SANTA FE – A renewed attempt to ban coyote-killing contests in New Mexico cleared its first Senate committee on Thursday, despite vociferous opposition from ranchers.
The proposal, Senate Bill 268, was touted by supporters who described coyote-killing contests as an immoral and “barbaric” blood sport. They described the aftermath of a 2014 contest in which nearly 40 coyote carcasses were dumped in the desert outskirts of Las Cruces.
“We got rid of dogfighting, we got rid of cockfighting, and it’s definitely time to get rid of this,” said Kathy McCoy, a former state representative from Sandia Park.
But critics of the legislation, which would make organizing a coyote-killing contest a misdemeanor offense and participating in one a petty misdemeanor, called the derbies a legitimate tool to control coyote populations.
Sen. Pat Woods, R-Broadview, told the story of one eastern New Mexico rancher who recently lost 200 lambs to coyotes.
“It’s an ‘Eat or be eaten’ world,” Woods said.

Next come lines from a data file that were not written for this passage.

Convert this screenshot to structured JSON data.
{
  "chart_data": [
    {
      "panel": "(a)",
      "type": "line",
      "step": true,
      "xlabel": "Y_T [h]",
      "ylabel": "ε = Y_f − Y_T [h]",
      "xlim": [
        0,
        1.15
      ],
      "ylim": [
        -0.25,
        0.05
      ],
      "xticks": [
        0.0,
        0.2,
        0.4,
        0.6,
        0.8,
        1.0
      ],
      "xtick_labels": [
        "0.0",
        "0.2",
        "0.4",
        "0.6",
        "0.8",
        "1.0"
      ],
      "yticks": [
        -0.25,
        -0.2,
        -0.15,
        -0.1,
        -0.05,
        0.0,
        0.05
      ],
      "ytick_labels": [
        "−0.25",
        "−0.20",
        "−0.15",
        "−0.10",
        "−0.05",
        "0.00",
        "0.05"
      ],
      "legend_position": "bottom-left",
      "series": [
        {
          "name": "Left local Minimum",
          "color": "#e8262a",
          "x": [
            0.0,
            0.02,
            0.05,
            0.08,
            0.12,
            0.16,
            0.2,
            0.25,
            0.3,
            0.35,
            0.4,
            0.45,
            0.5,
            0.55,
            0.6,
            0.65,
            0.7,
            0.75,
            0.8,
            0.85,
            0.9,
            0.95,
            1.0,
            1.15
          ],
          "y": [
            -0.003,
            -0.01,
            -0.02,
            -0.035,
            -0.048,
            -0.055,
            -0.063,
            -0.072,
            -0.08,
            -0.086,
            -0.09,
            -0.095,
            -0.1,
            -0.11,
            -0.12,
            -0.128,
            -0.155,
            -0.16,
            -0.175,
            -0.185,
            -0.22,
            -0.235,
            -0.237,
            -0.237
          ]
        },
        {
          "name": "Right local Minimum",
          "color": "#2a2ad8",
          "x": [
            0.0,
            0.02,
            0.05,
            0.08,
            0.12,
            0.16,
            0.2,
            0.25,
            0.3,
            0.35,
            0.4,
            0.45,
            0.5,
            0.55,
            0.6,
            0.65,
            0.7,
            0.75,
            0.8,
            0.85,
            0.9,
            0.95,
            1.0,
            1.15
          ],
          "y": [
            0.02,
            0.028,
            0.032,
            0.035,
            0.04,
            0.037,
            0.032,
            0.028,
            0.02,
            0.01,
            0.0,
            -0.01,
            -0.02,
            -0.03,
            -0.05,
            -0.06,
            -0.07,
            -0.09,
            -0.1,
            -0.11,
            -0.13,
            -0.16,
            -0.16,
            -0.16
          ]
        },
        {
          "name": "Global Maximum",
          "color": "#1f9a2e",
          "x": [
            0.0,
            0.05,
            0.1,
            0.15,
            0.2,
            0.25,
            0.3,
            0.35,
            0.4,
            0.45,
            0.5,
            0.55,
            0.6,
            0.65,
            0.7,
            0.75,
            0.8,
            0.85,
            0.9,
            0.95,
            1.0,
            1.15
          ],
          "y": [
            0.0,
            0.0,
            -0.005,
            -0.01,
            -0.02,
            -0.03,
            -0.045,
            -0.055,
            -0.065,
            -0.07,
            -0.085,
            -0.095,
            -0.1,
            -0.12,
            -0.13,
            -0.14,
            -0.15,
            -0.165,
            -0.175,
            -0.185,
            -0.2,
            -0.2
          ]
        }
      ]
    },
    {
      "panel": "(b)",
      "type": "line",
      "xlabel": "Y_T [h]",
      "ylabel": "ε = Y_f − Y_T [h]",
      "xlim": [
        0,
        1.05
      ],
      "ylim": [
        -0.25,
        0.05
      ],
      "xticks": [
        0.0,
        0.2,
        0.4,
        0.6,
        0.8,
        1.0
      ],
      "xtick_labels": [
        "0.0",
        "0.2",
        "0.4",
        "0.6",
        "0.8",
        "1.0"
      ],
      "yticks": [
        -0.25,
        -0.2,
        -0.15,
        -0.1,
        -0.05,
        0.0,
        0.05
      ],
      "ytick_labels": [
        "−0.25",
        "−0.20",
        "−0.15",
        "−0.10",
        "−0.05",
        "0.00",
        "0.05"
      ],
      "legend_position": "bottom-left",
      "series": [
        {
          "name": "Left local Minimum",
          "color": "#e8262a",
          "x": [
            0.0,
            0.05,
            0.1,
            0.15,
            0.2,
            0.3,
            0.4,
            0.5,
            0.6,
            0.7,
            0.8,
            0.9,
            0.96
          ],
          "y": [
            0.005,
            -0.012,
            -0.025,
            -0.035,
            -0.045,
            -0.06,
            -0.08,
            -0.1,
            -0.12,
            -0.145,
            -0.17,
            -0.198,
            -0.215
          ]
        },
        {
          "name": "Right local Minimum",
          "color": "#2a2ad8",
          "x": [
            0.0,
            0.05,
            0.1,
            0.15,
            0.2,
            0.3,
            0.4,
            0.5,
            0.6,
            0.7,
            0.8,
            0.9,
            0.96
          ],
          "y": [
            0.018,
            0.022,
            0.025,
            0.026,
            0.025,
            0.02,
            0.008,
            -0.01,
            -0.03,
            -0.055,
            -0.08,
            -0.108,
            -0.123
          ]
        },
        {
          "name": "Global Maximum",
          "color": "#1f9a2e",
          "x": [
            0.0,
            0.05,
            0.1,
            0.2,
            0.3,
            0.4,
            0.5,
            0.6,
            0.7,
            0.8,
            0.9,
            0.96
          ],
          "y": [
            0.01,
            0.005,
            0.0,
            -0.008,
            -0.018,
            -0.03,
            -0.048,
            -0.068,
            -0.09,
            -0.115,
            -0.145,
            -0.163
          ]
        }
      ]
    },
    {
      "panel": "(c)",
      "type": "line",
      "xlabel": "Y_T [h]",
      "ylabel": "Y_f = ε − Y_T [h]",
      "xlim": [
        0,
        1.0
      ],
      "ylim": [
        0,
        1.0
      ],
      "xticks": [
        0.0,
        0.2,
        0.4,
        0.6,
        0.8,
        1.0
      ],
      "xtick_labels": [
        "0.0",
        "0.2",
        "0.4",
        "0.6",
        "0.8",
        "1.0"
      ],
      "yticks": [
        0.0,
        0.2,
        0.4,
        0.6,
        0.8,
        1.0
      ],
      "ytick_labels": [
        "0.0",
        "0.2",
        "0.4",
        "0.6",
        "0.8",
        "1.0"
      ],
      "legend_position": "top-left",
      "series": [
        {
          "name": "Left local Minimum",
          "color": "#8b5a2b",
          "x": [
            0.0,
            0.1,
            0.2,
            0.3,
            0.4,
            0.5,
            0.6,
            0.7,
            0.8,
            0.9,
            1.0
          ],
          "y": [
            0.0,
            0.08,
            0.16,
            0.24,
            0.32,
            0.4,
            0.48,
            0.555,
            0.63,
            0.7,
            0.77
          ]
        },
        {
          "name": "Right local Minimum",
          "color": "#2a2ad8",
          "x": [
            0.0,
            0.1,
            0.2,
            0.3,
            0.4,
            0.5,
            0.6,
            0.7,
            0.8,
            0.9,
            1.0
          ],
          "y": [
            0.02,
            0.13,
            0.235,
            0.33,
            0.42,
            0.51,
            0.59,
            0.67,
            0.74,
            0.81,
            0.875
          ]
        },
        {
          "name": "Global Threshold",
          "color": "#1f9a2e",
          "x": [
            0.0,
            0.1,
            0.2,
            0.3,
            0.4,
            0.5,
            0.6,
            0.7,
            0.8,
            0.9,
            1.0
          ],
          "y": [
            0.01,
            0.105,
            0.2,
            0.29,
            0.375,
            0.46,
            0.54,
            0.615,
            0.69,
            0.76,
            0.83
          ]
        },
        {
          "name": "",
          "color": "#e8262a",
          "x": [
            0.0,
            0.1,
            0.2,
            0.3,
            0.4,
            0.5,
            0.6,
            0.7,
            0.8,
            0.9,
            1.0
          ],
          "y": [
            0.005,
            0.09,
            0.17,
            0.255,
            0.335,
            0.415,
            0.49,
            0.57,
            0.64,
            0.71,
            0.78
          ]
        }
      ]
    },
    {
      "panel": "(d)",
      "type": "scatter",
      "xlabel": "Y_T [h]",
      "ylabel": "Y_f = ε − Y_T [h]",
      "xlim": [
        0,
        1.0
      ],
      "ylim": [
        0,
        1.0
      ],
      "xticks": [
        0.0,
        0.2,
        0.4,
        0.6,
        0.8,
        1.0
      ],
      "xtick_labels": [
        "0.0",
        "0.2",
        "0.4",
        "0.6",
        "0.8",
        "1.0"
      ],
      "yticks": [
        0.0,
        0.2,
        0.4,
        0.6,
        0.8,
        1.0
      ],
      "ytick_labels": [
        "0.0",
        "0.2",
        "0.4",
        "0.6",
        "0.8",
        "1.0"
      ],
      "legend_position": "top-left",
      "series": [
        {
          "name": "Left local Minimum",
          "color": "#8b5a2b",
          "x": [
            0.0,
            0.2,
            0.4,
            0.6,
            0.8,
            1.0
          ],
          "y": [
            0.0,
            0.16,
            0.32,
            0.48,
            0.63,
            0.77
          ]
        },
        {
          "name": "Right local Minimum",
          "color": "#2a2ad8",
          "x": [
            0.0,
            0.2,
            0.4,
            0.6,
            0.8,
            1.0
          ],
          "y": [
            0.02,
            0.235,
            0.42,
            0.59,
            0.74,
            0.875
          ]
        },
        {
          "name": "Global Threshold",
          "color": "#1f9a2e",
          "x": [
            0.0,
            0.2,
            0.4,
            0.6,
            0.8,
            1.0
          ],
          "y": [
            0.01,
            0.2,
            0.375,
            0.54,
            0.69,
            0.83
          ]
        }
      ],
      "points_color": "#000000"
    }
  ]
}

Another opponent of the bill was more blunt, saying, “A dead coyote doesn’t eat.”
The strong feelings on both sides of the issue were reflected in attendance, as supporters and critics filled a Roundhouse committee room to capacity. A separate committee room, with live webcasting of the hearing, was set up to accommodate those who weren’t allowed in.
After about an hour of debate, the measure passed the Senate Conservation Committee on a 6-3 vote. It would still have to clear two more Senate committees before reaching the full Senate.
Wildlife advocates say dozens of coyote-killing derbies have been organized around New Mexico in recent years. Such contests typically award prize money for the most coyotes killed or the biggest coyote killed. Participants often use calling devices to lure coyotes into range.
This year’s legislation is not the first attempt to prohibit coyote-killing bills. A similar proposal passed the Senate in 2015 but stalled in the House.
Unlike some other issues at the state Capitol, votes on banning coyote-killing contests typically break down along urban-rural lines, instead of political party lines.
The three senators casting “no” votes Thursday on the measure included one Democrat – Richard Martinez of Española – and two Republicans, Sens. Ron Griggs of Alamogordo and Pat Woods.
The bill is sponsored by Sens. Jeff Steinborn, D-Las Cruces, and Mark Moores, R-Albuquerque. It now advances to the Senate Judiciary Committee.